Monday, September 04, 2006

 

asian food: Up, up and away with Chef Wan

Television celebrity Chef Wan has cooked up a host of ideas to keep viewers’ interest bubbling in his shows. AZMAN AHMAD writes.

COOKERY shows are not only about preparing different kinds of food but should include tips on entertaining guests and table etiquette, as well as other dining-related subjects.

Malaysia’s “King Of Kitchen,” Chef Wan, is set to revolutionise TV cookery shows. The celebrity chef wants to inject new elements and has been travelling overseas exploring foreign dishes to elevate the standard and quality of local shows so that they are on par with those produced by established international television networks.
“It is high time we become more creative and innovative so that our shows will progress to greater heights and attract new viewers, including an international audience,” said Wan, who has promoted local cuisines overseas.

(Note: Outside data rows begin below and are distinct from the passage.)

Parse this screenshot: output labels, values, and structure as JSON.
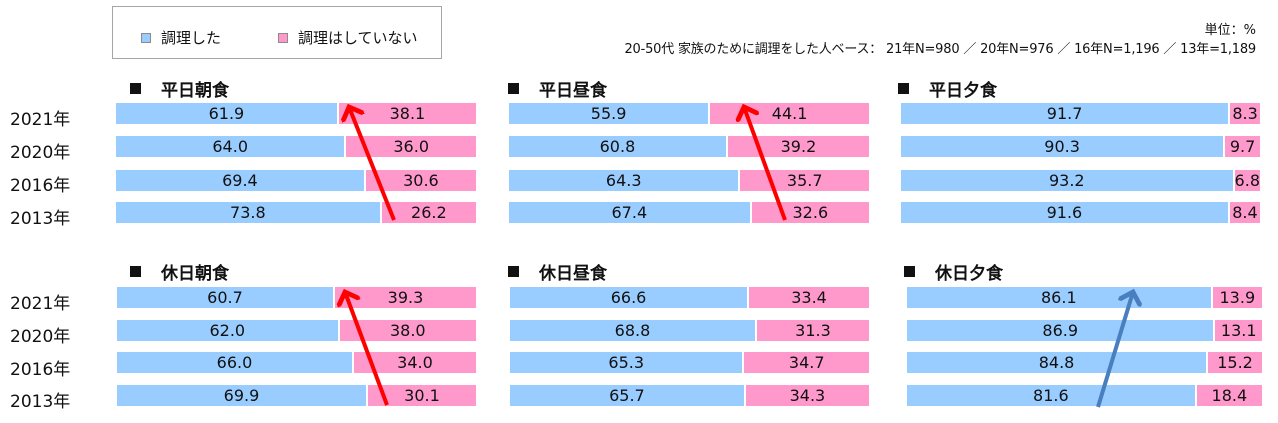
{
  "legend": {
    "items": [
      {
        "label": "調理した",
        "color": "#99ccff"
      },
      {
        "label": "調理はしていない",
        "color": "#ff99cc"
      }
    ]
  },
  "unit_label": "単位：%",
  "base_note": "20-50代 家族のために調理をした人ベース： 21年N=980 ／ 20年N=976 ／ 16年N=1,196 ／ 13年=1,189",
  "year_labels": [
    "2021年",
    "2020年",
    "2016年",
    "2013年"
  ],
  "colors": {
    "cooked": "#99ccff",
    "not_cooked": "#ff99cc",
    "arrow_red": "#ff0000",
    "arrow_blue": "#4a7fbf"
  },
  "chart_data": [
    {
      "type": "bar",
      "stacked": true,
      "orientation": "horizontal",
      "title": "平日朝食",
      "categories": [
        "2021年",
        "2020年",
        "2016年",
        "2013年"
      ],
      "series": [
        {
          "name": "調理した",
          "values": [
            61.9,
            64.0,
            69.4,
            73.8
          ]
        },
        {
          "name": "調理はしていない",
          "values": [
            38.1,
            36.0,
            30.6,
            26.2
          ]
        }
      ],
      "annotation": "red arrow indicating increase in 調理はしていない from 2013 to 2021"
    },
    {
      "type": "bar",
      "stacked": true,
      "orientation": "horizontal",
      "title": "平日昼食",
      "categories": [
        "2021年",
        "2020年",
        "2016年",
        "2013年"
      ],
      "series": [
        {
          "name": "調理した",
          "values": [
            55.9,
            60.8,
            64.3,
            67.4
          ]
        },
        {
          "name": "調理はしていない",
          "values": [
            44.1,
            39.2,
            35.7,
            32.6
          ]
        }
      ],
      "annotation": "red arrow indicating increase in 調理はしていない from 2013 to 2021"
    },
    {
      "type": "bar",
      "stacked": true,
      "orientation": "horizontal",
      "title": "平日夕食",
      "categories": [
        "2021年",
        "2020年",
        "2016年",
        "2013年"
      ],
      "series": [
        {
          "name": "調理した",
          "values": [
            91.7,
            90.3,
            93.2,
            91.6
          ]
        },
        {
          "name": "調理はしていない",
          "values": [
            8.3,
            9.7,
            6.8,
            8.4
          ]
        }
      ]
    },
    {
      "type": "bar",
      "stacked": true,
      "orientation": "horizontal",
      "title": "休日朝食",
      "categories": [
        "2021年",
        "2020年",
        "2016年",
        "2013年"
      ],
      "series": [
        {
          "name": "調理した",
          "values": [
            60.7,
            62.0,
            66.0,
            69.9
          ]
        },
        {
          "name": "調理はしていない",
          "values": [
            39.3,
            38.0,
            34.0,
            30.1
          ]
        }
      ],
      "annotation": "red arrow indicating increase in 調理はしていない from 2013 to 2021"
    },
    {
      "type": "bar",
      "stacked": true,
      "orientation": "horizontal",
      "title": "休日昼食",
      "categories": [
        "2021年",
        "2020年",
        "2016年",
        "2013年"
      ],
      "series": [
        {
          "name": "調理した",
          "values": [
            66.6,
            68.8,
            65.3,
            65.7
          ]
        },
        {
          "name": "調理はしていない",
          "values": [
            33.4,
            31.3,
            34.7,
            34.3
          ]
        }
      ]
    },
    {
      "type": "bar",
      "stacked": true,
      "orientation": "horizontal",
      "title": "休日夕食",
      "categories": [
        "2021年",
        "2020年",
        "2016年",
        "2013年"
      ],
      "series": [
        {
          "name": "調理した",
          "values": [
            86.1,
            86.9,
            84.8,
            81.6
          ]
        },
        {
          "name": "調理はしていない",
          "values": [
            13.9,
            13.1,
            15.2,
            18.4
          ]
        }
      ],
      "annotation": "blue arrow indicating increase in 調理した from 2013 to 2021"
    }
  ]
}
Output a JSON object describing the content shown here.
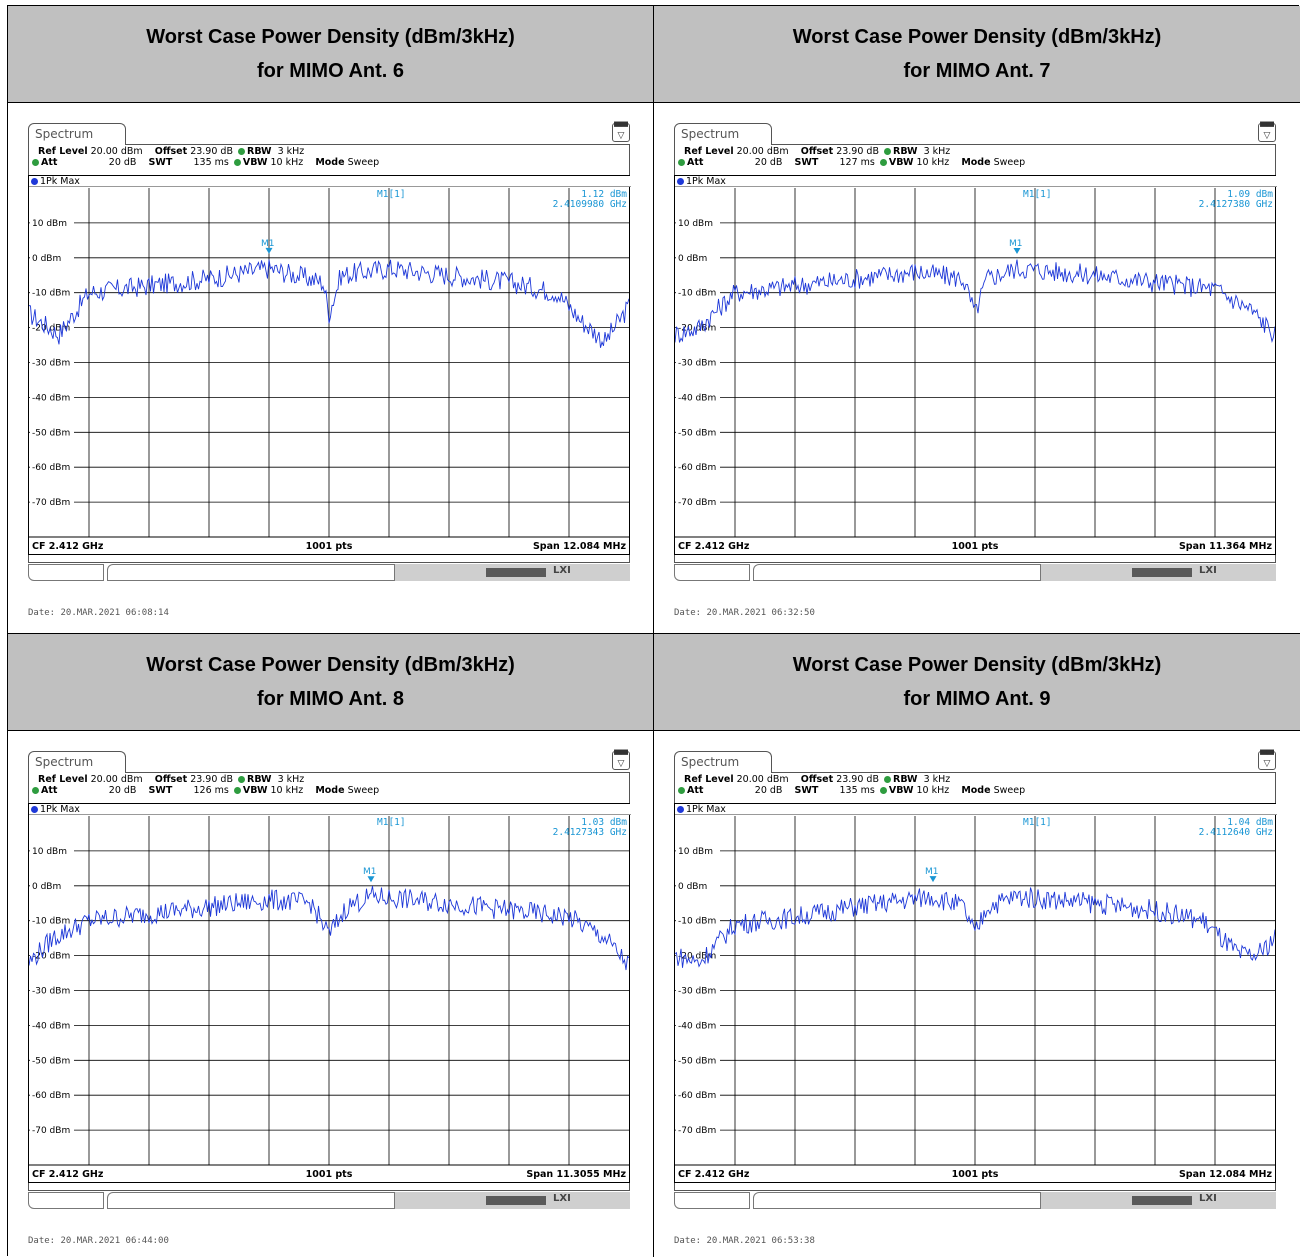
{
  "panels": [
    {
      "heading": "Worst Case Power Density (dBm/3kHz)",
      "subheading": "for MIMO Ant. 6",
      "tab": "Spectrum",
      "ref_level_label": "Ref Level",
      "ref_level": "20.00 dBm",
      "offset_label": "Offset",
      "offset": "23.90 dB",
      "rbw_label": "RBW",
      "rbw": "3 kHz",
      "att_label": "Att",
      "att": "20 dB",
      "swt_label": "SWT",
      "swt": "135 ms",
      "vbw_label": "VBW",
      "vbw": "10 kHz",
      "mode_label": "Mode",
      "mode": "Sweep",
      "trace": "1Pk Max",
      "marker_name": "M1[1]",
      "marker_level": "1.12 dBm",
      "marker_freq": "2.4109980 GHz",
      "marker_tag": "M1",
      "cf": "CF 2.412 GHz",
      "pts": "1001 pts",
      "span": "Span 12.084 MHz",
      "date": "Date: 20.MAR.2021  06:08:14"
    },
    {
      "heading": "Worst Case Power Density (dBm/3kHz)",
      "subheading": "for MIMO Ant. 7",
      "tab": "Spectrum",
      "ref_level_label": "Ref Level",
      "ref_level": "20.00 dBm",
      "offset_label": "Offset",
      "offset": "23.90 dB",
      "rbw_label": "RBW",
      "rbw": "3 kHz",
      "att_label": "Att",
      "att": "20 dB",
      "swt_label": "SWT",
      "swt": "127 ms",
      "vbw_label": "VBW",
      "vbw": "10 kHz",
      "mode_label": "Mode",
      "mode": "Sweep",
      "trace": "1Pk Max",
      "marker_name": "M1[1]",
      "marker_level": "1.09 dBm",
      "marker_freq": "2.4127380 GHz",
      "marker_tag": "M1",
      "cf": "CF 2.412 GHz",
      "pts": "1001 pts",
      "span": "Span 11.364 MHz",
      "date": "Date: 20.MAR.2021  06:32:50"
    },
    {
      "heading": "Worst Case Power Density (dBm/3kHz)",
      "subheading": "for MIMO Ant. 8",
      "tab": "Spectrum",
      "ref_level_label": "Ref Level",
      "ref_level": "20.00 dBm",
      "offset_label": "Offset",
      "offset": "23.90 dB",
      "rbw_label": "RBW",
      "rbw": "3 kHz",
      "att_label": "Att",
      "att": "20 dB",
      "swt_label": "SWT",
      "swt": "126 ms",
      "vbw_label": "VBW",
      "vbw": "10 kHz",
      "mode_label": "Mode",
      "mode": "Sweep",
      "trace": "1Pk Max",
      "marker_name": "M1[1]",
      "marker_level": "1.03 dBm",
      "marker_freq": "2.4127343 GHz",
      "marker_tag": "M1",
      "cf": "CF 2.412 GHz",
      "pts": "1001 pts",
      "span": "Span 11.3055 MHz",
      "date": "Date: 20.MAR.2021  06:44:00"
    },
    {
      "heading": "Worst Case Power Density (dBm/3kHz)",
      "subheading": "for MIMO Ant. 9",
      "tab": "Spectrum",
      "ref_level_label": "Ref Level",
      "ref_level": "20.00 dBm",
      "offset_label": "Offset",
      "offset": "23.90 dB",
      "rbw_label": "RBW",
      "rbw": "3 kHz",
      "att_label": "Att",
      "att": "20 dB",
      "swt_label": "SWT",
      "swt": "135 ms",
      "vbw_label": "VBW",
      "vbw": "10 kHz",
      "mode_label": "Mode",
      "mode": "Sweep",
      "trace": "1Pk Max",
      "marker_name": "M1[1]",
      "marker_level": "1.04 dBm",
      "marker_freq": "2.4112640 GHz",
      "marker_tag": "M1",
      "cf": "CF 2.412 GHz",
      "pts": "1001 pts",
      "span": "Span 12.084 MHz",
      "date": "Date: 20.MAR.2021  06:53:38"
    }
  ],
  "chart_data": [
    {
      "type": "line",
      "ylim": [
        -80,
        20
      ],
      "y_ticks": [
        "10 dBm",
        "0 dBm",
        "-10 dBm",
        "-20 dBm",
        "-30 dBm",
        "-40 dBm",
        "-50 dBm",
        "-60 dBm",
        "-70 dBm"
      ],
      "grid": true,
      "series": [
        {
          "x_fraction": [
            0,
            0.05,
            0.1,
            0.2,
            0.3,
            0.4,
            0.49,
            0.5,
            0.52,
            0.6,
            0.7,
            0.8,
            0.88,
            0.92,
            0.96,
            1.0
          ],
          "values": [
            -16,
            -22,
            -10,
            -8,
            -6,
            -3,
            -7,
            -16,
            -5,
            -3,
            -5,
            -7,
            -10,
            -18,
            -24,
            -14
          ]
        }
      ],
      "marker": {
        "x_fraction": 0.4,
        "value": 1.12
      }
    },
    {
      "type": "line",
      "ylim": [
        -80,
        20
      ],
      "y_ticks": [
        "10 dBm",
        "0 dBm",
        "-10 dBm",
        "-20 dBm",
        "-30 dBm",
        "-40 dBm",
        "-50 dBm",
        "-60 dBm",
        "-70 dBm"
      ],
      "grid": true,
      "series": [
        {
          "x_fraction": [
            0,
            0.04,
            0.1,
            0.2,
            0.3,
            0.4,
            0.48,
            0.5,
            0.52,
            0.57,
            0.7,
            0.8,
            0.9,
            0.96,
            1.0
          ],
          "values": [
            -22,
            -20,
            -10,
            -8,
            -6,
            -4,
            -6,
            -16,
            -6,
            -3,
            -5,
            -7,
            -9,
            -15,
            -22
          ]
        }
      ],
      "marker": {
        "x_fraction": 0.57,
        "value": 1.09
      }
    },
    {
      "type": "line",
      "ylim": [
        -80,
        20
      ],
      "y_ticks": [
        "10 dBm",
        "0 dBm",
        "-10 dBm",
        "-20 dBm",
        "-30 dBm",
        "-40 dBm",
        "-50 dBm",
        "-60 dBm",
        "-70 dBm"
      ],
      "grid": true,
      "series": [
        {
          "x_fraction": [
            0,
            0.04,
            0.1,
            0.2,
            0.3,
            0.4,
            0.47,
            0.5,
            0.53,
            0.57,
            0.7,
            0.8,
            0.9,
            0.96,
            1.0
          ],
          "values": [
            -22,
            -15,
            -10,
            -8,
            -6,
            -4,
            -5,
            -14,
            -6,
            -3,
            -5,
            -7,
            -9,
            -15,
            -23
          ]
        }
      ],
      "marker": {
        "x_fraction": 0.57,
        "value": 1.03
      }
    },
    {
      "type": "line",
      "ylim": [
        -80,
        20
      ],
      "y_ticks": [
        "10 dBm",
        "0 dBm",
        "-10 dBm",
        "-20 dBm",
        "-30 dBm",
        "-40 dBm",
        "-50 dBm",
        "-60 dBm",
        "-70 dBm"
      ],
      "grid": true,
      "series": [
        {
          "x_fraction": [
            0,
            0.04,
            0.1,
            0.2,
            0.3,
            0.43,
            0.48,
            0.5,
            0.52,
            0.57,
            0.7,
            0.8,
            0.88,
            0.94,
            0.97,
            1.0
          ],
          "values": [
            -20,
            -22,
            -11,
            -9,
            -6,
            -3,
            -6,
            -14,
            -6,
            -3,
            -5,
            -7,
            -10,
            -20,
            -20,
            -15
          ]
        }
      ],
      "marker": {
        "x_fraction": 0.43,
        "value": 1.04
      }
    }
  ],
  "colors": {
    "header_bg": "#c0c0c0",
    "trace": "#1e38d8",
    "marker": "#1a96d4",
    "grid": "#000000",
    "status_dot": "#2e9c3f"
  }
}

Working with the newly established TV9 since January this year where his talk show, Usik-Usik Chef Wan, has been receiving good ratings, the ex-accountant is set to introduce a new approach in his upcoming cookery show for the channel.

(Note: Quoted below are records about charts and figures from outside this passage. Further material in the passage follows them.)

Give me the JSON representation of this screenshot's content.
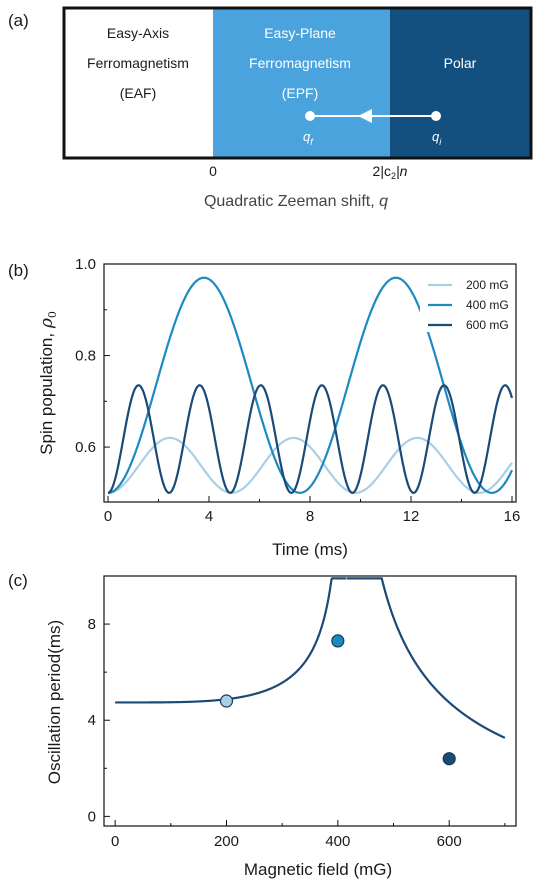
{
  "colors": {
    "c200": "#a8cfe6",
    "c400": "#1c8ac0",
    "c600": "#1a4a78",
    "eaf_bg": "#ffffff",
    "epf_bg": "#4aa3dc",
    "polar_bg": "#13507f",
    "curve": "#1a4a78"
  },
  "panel_a": {
    "label": "(a)",
    "regions": [
      {
        "lines": [
          "Easy-Axis",
          "Ferromagnetism",
          "(EAF)"
        ]
      },
      {
        "lines": [
          "Easy-Plane",
          "Ferromagnetism",
          "(EPF)"
        ]
      },
      {
        "lines": [
          "Polar"
        ]
      }
    ],
    "qf": "q",
    "qf_sub": "f",
    "qi": "q",
    "qi_sub": "i",
    "tick_zero": "0",
    "tick_c2_prefix": "2|c",
    "tick_c2_sub": "2",
    "tick_c2_suffix": "|n",
    "xlabel_text": "Quadratic Zeeman shift, ",
    "xlabel_var": "q"
  },
  "chart_data": [
    {
      "panel": "(b)",
      "type": "line",
      "xlabel": "Time (ms)",
      "ylabel_text": "Spin population, ",
      "ylabel_sym": "ρ",
      "ylabel_sub": "0",
      "xlim": [
        0,
        16
      ],
      "ylim": [
        0.48,
        1.0
      ],
      "xticks": [
        0,
        4,
        8,
        12,
        16
      ],
      "yticks": [
        "0.6",
        "0.8",
        "1.0"
      ],
      "legend_position": "top-right",
      "series": [
        {
          "name": "200 mG",
          "min": 0.5,
          "max": 0.62,
          "period_ms": 4.9,
          "phase_ms": 0.0
        },
        {
          "name": "400 mG",
          "min": 0.5,
          "max": 0.97,
          "period_ms": 7.6,
          "phase_ms": 0.0
        },
        {
          "name": "600 mG",
          "min": 0.5,
          "max": 0.735,
          "period_ms": 2.42,
          "phase_ms": 0.0
        }
      ]
    },
    {
      "panel": "(c)",
      "type": "line",
      "xlabel": "Magnetic field (mG)",
      "ylabel": "Oscillation period(ms)",
      "xlim": [
        -20,
        720
      ],
      "ylim": [
        -0.4,
        10
      ],
      "xticks": [
        "0",
        "200",
        "400",
        "600"
      ],
      "yticks": [
        "0",
        "4",
        "8"
      ],
      "curve_peak_field": 415,
      "markers": [
        {
          "x": 200,
          "y": 4.8
        },
        {
          "x": 400,
          "y": 7.3
        },
        {
          "x": 600,
          "y": 2.4
        }
      ]
    }
  ]
}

The second season of Usik-Usik Chef Wan will be extended from the current half-hour to an hour with the addition of new segments, requested by TV9 viewers.

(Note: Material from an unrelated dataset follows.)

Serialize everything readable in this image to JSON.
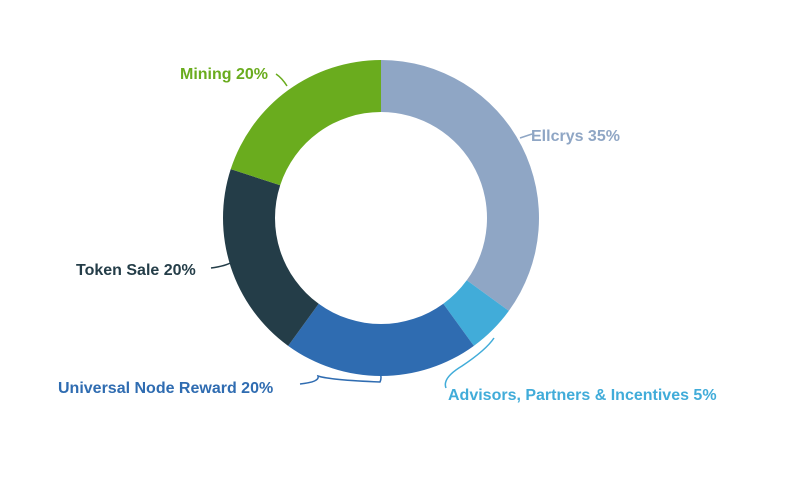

“I am thankful TV9 has agreed with my idea for a Chef Wan Culinary Travel Club. I am planning to rope in budget airline AirAsia as the main partner,” he revealed.

He said through the travel programme called Best Of Asia, viewers may join him to selected destinations with AirAsia and learn the cooking styles of the countries visited.

Besides cooking, the itinerary would involve sightseeing and shopping. The cuisines of the Javanese, Sundanese, Balinese and Padang communities would be on the list.

“Other destinations which AirAsia goes to like Vietnam, Myanmar and Thailand will also be in the show,” he explained, adding that special discounts would be given to families joining his cooking entourage abroad..

“I am in the final stages of negotiating with a few sponsors on this project. For club members, especially my fans, they get the chance to buy Chef Wan’s exclusive merchandise and kitchen-related products marketed through TV9 at Jom TV3 Jom Heboh carnivals, for example,” he said.

Wan pointed out that since there are many food festivals organised in the region, he is considering bringing his “students” as participants to these annual gourmet calendar events.

Wan will also appear on RTM 1 with Seni Menjamu Selera, a series on cooking and lifestyles where the topics cover preparing food for picnic, pot-luck parties, breakfast menus, children’s birthday parties and wedding anniversaries.

“There are also tips on table setting for wedding functions and how to be the perfect party host,” he revealed.

Currently, TV2 is showing a re-run of Wan’s From The Garden To The Kitchen (every Sunday at 10.30pm) besides his new series Seafood Odyssey (every Friday at 11am), shot in Langkawi and other scenic islands in Malaysia.

On the international front, Wan continues to make waves with his Flavours Of Asia series, aired by the Asian Food Channel in countries like Thailand, Singapore, Indonesia and Hong Kong.

“I also did a series on Malaysian cuisine for the Canadian Food Network and will be involved in another programme on the Asian BBQ, sponsored by Webber, a famous Canadian grill company, soon,” he said.

Wan will be in London in November for a stint at the Thames University, which is his second invitation to teach there.

“My eighth cookbook, Simply Sedap Part 2, will be out soon. Part of the proceeds from sales of the book and the Ramadan buffet which I will cook at Westin Hotel will go to the Islamic Outrich, an association for orphans and Muslim converts,” he said.